とまれ、この町の議会の選挙結果は以下の通り。議員定数は33人。
クラドノのための選択 13
市民民主党 7
クラドノ人たち 5
ANO 4
共産党 2
オカムラ党 2
第一党になった「クラドノのための選択」と第三党の「クラドノ人たち」の二つのグループは、一見地元の政党とは関係のない人たちが組織した地域政党のように見えるが、話はそんなに簡単ではない。 選挙結果 を見ると、キリスト教民主同盟、TOP09、市長連合の名前が存在しないから、プラハ(後述)と同じように、どちらかのグループは、この三党の連合体である可能性がある。既存の政党が忌避されている傾向に気づいて党名隠しに走ったと考えるのは穿ちすぎだろうか。海賊党もないからこれもどちらかに加わっている可能性が高い。
さて、この結果から考えると、第一党の名簿第一位であるボルフ氏が市長となり、他の政党と連立して市政府を構成することになるのが普通なのだが、ここクラドノでは、第二党の市民民主党が主導して、クラドノのための選択を排除した連立が成立した。第一党が連立から除外されるのは珍しいことではないのだけれども、クラドノの場合には、連立を組んだ相手が、正確には相手の一つが、物議を醸した。
市民民主党は、クラドノ人たち、ANOに加えて、オカムラ党とも連立することにしたのである。市民民主党とクラドノ人たち、ANOの三党の合計議席数は16で、過半数にぎりぎりで届いていない。そこでオカムラ党の2議席を加えて過半数を獲得することにしたようだ。これに対しては市民民主党の中央の党指導部から強く批判されていた。
クラドノの市民民主党の市長候補のイラーネク氏は、党籍を離脱することで党首の批判に答えるとともに、共産党とオカムラ党のどちらかを選ばなければならず、比較的ましなほうとの連立を選んだに過ぎないと釈明していた。そこまでして市長になりたかったのかと言うべきなのか、そこまでしてクラドノのための選択から市長が出るのを阻止したかったのかと言うべきなのかはわからない。また、中央の政治と違って地方の政治では所属政党の主義主張の違いを超えた関係があるのだから、それを知らない中央の指導者にあれこれ言われても困るみたいなことも言っていたかな。

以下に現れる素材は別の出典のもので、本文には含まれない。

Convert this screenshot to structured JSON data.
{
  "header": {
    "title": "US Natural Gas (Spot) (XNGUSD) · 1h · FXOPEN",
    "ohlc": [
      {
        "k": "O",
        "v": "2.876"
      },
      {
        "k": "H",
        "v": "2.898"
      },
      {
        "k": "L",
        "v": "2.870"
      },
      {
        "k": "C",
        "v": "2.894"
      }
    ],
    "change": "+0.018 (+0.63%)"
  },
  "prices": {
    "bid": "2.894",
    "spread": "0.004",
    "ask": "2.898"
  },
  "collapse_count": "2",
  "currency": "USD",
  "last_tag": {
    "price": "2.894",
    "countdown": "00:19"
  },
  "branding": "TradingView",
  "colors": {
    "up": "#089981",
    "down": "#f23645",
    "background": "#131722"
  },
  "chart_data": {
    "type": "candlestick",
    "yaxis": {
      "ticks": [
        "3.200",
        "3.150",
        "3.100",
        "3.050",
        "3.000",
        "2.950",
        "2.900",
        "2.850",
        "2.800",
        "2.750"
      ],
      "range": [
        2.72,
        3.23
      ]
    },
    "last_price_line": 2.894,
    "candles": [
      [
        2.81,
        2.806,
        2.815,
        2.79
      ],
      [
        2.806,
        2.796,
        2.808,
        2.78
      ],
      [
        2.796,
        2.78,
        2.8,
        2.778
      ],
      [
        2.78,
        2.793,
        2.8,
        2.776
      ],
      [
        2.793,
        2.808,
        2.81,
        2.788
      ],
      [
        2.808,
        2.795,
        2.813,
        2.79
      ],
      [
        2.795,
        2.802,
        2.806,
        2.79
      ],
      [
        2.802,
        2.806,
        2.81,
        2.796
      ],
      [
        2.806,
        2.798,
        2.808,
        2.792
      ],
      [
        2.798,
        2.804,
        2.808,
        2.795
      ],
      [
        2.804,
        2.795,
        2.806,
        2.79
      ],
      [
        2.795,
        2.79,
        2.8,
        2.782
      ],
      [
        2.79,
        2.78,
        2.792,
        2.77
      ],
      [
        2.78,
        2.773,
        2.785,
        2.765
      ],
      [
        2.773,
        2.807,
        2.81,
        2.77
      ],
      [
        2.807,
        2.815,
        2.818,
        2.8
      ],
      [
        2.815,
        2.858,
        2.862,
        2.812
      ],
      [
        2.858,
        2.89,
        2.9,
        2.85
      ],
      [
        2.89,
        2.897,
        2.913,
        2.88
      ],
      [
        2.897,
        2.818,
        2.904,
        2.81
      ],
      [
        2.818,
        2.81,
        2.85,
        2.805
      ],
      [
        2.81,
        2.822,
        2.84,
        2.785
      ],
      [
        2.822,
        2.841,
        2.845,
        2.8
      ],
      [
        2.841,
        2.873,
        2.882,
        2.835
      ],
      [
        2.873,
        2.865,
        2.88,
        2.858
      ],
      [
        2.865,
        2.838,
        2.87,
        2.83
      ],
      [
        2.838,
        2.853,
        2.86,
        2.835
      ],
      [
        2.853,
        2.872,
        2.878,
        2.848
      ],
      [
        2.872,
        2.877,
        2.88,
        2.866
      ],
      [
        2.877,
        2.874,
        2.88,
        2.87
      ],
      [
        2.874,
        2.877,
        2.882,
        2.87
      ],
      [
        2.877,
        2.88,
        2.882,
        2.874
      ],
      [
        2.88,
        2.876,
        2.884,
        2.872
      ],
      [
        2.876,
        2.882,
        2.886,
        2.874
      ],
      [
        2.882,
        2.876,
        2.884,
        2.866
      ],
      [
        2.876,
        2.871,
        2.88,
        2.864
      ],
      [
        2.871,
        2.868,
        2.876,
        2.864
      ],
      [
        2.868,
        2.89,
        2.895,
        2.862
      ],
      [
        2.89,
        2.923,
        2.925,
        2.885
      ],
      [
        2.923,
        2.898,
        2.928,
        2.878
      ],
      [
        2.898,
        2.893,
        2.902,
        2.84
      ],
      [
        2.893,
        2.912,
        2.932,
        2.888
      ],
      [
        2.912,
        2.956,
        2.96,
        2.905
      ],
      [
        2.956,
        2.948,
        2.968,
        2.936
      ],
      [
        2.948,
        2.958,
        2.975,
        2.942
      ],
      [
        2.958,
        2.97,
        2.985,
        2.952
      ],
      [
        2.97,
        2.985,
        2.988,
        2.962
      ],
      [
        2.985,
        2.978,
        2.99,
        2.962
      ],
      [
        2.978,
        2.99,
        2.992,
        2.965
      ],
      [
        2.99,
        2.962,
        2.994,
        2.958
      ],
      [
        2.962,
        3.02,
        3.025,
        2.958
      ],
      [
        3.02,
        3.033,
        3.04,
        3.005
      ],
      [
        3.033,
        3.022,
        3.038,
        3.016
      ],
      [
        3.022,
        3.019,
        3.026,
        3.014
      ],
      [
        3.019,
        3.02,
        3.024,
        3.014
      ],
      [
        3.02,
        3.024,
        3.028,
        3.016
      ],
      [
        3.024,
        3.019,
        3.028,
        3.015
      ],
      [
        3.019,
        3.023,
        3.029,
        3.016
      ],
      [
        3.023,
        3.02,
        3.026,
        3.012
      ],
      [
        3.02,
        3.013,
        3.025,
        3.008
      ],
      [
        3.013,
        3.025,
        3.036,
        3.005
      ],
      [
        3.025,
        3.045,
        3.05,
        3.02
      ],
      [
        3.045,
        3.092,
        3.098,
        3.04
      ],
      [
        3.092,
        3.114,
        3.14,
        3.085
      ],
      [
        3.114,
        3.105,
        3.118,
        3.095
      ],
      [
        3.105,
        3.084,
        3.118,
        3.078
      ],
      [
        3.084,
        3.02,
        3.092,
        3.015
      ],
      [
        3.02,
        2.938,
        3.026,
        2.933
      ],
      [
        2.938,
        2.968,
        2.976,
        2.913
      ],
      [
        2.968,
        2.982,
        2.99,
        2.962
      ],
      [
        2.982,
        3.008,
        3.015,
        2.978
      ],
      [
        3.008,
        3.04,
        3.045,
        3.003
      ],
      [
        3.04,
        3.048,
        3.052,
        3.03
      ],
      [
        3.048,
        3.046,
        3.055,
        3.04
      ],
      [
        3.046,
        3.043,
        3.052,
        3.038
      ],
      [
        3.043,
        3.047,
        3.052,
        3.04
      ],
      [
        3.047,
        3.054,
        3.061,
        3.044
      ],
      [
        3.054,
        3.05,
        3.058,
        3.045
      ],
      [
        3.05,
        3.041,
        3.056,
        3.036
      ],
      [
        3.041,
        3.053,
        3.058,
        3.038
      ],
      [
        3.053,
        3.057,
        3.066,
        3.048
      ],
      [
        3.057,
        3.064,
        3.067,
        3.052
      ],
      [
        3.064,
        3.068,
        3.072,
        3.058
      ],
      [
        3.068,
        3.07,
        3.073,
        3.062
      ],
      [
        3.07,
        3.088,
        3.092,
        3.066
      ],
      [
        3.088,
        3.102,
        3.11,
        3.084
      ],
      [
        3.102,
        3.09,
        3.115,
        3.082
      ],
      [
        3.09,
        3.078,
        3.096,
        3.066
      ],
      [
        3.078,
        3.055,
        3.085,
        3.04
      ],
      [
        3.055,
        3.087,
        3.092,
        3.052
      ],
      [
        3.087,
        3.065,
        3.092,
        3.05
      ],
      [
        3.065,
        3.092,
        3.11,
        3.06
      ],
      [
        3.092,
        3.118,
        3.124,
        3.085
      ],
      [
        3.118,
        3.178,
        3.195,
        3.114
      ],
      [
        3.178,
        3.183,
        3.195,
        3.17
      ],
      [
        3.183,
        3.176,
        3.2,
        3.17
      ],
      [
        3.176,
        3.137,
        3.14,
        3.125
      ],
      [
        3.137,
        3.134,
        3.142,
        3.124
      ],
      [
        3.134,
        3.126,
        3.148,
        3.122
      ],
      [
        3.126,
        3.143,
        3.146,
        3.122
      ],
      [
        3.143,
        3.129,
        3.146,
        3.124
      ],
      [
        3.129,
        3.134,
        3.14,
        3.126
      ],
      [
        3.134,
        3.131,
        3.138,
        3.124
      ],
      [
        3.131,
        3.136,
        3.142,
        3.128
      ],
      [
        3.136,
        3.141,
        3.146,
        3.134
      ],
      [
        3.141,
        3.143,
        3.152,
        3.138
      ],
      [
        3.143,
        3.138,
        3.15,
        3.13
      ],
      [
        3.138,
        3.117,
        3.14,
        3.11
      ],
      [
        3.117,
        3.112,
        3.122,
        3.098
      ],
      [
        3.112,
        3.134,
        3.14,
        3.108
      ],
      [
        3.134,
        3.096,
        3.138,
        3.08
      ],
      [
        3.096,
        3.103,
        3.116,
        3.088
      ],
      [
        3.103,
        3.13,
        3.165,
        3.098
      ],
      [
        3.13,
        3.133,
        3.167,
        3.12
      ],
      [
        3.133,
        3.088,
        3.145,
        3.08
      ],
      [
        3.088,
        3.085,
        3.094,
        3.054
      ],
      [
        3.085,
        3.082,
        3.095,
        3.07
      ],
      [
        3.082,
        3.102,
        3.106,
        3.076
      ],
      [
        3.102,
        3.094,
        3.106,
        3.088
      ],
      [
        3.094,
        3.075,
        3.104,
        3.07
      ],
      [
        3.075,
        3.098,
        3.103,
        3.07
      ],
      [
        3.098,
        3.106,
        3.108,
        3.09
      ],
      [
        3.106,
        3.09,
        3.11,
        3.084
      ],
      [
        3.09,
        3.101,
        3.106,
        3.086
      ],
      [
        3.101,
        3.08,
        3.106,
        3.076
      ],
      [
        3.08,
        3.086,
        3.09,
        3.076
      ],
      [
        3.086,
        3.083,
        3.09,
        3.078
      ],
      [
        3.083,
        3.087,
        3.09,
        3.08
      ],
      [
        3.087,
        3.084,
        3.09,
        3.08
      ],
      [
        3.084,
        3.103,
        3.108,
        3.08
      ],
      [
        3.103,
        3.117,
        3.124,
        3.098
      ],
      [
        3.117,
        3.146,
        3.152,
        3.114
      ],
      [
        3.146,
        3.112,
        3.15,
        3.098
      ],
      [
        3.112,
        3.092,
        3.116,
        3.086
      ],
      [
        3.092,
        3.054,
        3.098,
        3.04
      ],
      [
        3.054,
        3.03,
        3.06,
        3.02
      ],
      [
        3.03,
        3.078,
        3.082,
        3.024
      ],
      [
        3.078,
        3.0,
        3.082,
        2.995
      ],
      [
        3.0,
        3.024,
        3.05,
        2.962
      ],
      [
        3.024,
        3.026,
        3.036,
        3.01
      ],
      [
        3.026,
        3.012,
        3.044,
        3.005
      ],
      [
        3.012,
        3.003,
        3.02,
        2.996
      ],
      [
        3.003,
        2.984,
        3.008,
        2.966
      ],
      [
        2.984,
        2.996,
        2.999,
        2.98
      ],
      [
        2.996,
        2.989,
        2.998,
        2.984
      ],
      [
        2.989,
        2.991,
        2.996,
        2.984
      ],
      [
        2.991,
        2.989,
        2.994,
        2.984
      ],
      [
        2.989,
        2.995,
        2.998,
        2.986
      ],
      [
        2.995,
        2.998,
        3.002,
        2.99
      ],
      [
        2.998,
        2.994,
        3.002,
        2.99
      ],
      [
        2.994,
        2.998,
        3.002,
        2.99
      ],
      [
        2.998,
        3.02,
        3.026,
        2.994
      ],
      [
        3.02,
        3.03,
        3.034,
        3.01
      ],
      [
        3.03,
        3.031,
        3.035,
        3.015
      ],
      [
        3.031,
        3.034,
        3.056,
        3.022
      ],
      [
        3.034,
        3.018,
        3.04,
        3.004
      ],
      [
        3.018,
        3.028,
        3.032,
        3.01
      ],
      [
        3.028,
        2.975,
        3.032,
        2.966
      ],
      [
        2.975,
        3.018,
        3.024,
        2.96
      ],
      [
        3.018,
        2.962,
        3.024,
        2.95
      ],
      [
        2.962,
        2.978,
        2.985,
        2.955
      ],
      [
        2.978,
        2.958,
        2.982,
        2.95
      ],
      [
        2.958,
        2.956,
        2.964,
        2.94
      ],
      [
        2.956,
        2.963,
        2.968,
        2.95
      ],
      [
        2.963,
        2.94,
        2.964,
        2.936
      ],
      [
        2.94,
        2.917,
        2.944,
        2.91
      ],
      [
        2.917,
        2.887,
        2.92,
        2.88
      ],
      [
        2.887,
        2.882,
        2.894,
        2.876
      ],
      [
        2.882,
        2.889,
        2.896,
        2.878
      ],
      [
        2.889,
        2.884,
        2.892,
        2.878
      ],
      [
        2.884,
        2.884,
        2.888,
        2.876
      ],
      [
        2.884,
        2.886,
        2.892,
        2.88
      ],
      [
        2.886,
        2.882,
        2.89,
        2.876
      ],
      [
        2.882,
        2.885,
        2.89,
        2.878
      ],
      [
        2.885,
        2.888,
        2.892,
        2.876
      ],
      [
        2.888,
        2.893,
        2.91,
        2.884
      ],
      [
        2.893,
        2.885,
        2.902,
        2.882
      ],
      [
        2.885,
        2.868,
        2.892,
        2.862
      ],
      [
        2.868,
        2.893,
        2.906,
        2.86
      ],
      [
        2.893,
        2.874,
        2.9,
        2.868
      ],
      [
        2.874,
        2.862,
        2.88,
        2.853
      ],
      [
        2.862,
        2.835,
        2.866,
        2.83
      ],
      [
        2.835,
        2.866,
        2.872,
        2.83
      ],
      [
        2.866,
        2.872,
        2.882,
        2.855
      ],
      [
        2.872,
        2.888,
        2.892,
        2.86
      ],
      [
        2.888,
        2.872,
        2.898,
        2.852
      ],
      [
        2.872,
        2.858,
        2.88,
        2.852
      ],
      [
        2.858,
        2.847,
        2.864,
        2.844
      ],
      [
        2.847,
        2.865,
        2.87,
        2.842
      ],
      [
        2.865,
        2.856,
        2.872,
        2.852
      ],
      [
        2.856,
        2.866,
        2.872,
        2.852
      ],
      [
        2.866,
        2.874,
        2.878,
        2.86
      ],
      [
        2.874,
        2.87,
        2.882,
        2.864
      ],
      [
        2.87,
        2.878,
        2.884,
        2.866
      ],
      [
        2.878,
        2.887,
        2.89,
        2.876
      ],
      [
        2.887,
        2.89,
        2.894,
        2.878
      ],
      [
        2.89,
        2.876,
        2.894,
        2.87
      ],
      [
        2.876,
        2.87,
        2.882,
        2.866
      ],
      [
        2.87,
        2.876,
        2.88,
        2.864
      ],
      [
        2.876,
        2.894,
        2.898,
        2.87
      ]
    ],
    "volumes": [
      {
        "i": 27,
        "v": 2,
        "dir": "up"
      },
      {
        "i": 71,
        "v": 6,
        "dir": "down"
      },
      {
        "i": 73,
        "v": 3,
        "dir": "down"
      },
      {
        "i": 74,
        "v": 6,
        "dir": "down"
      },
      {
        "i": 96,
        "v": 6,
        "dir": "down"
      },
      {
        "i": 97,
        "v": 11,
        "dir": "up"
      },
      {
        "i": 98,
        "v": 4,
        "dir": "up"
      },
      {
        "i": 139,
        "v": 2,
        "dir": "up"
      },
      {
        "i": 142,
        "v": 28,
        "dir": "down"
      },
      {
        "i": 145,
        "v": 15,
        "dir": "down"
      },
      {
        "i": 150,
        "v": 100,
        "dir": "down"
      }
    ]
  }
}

クラドノのための選択の市長候補のボルフ氏はANOとの連立を考えていたと発言しているから、市民民主党としては市政府で野党に落ちるのを嫌がっての挙だったのかもしれない。とまれ、中央主導で地方組織の問題のありすぎるボス政治家を排除することで、解党寸前まで落ち込んだ党勢を盛り返してきた市民民主党の指導部にとっては困った事態である。
オカムラ党はプラハやプラハ周辺では、それほど支持を伸ばせていないのだが、中央ボヘミア地方では唯一クラドノでだけ議席を獲得できたらしい。それはクラドノという町の特殊性なのか、クラドノのオカムラ党の党員が、比較的穏当で有能であることを知られていたからなのか(本当に有能かどうかは知らない)。オカムラ党はほかの町では連立与党に加われないだろうから、クラドノがオカムラ党が地方政治で使えるかどうかの唯一の試験場だということになる。
かつて、同じように心配されていた海賊党が、地方政治の舞台で予想をはるかに超えて使えることを見せ付けた結果、国政選挙でも躍進を遂げたのと同じ道を行けるのか、緑の党のように国政と同様に地方政治にも混乱をもたらすだけにおわって将来議席を失うことになるのか、ここが分かれ道である。後者になる可能性が高いとは思うけれども、市民民主党が共産党ではなくオカムラ党を選んだことを考えるとクラドノではうまくやるかもしれない。中央の党首がその地方の努力と成果をぶち壊すというシナリオもありそうである。
あれ、何でクラドノなんて行ったこともなければ、関心もない町についての話でこんなに長くなってしまったんだろう。仕方がないのでここでおしまいにして、次はプラハとブルノの話である。
2018年10月12日17時15分。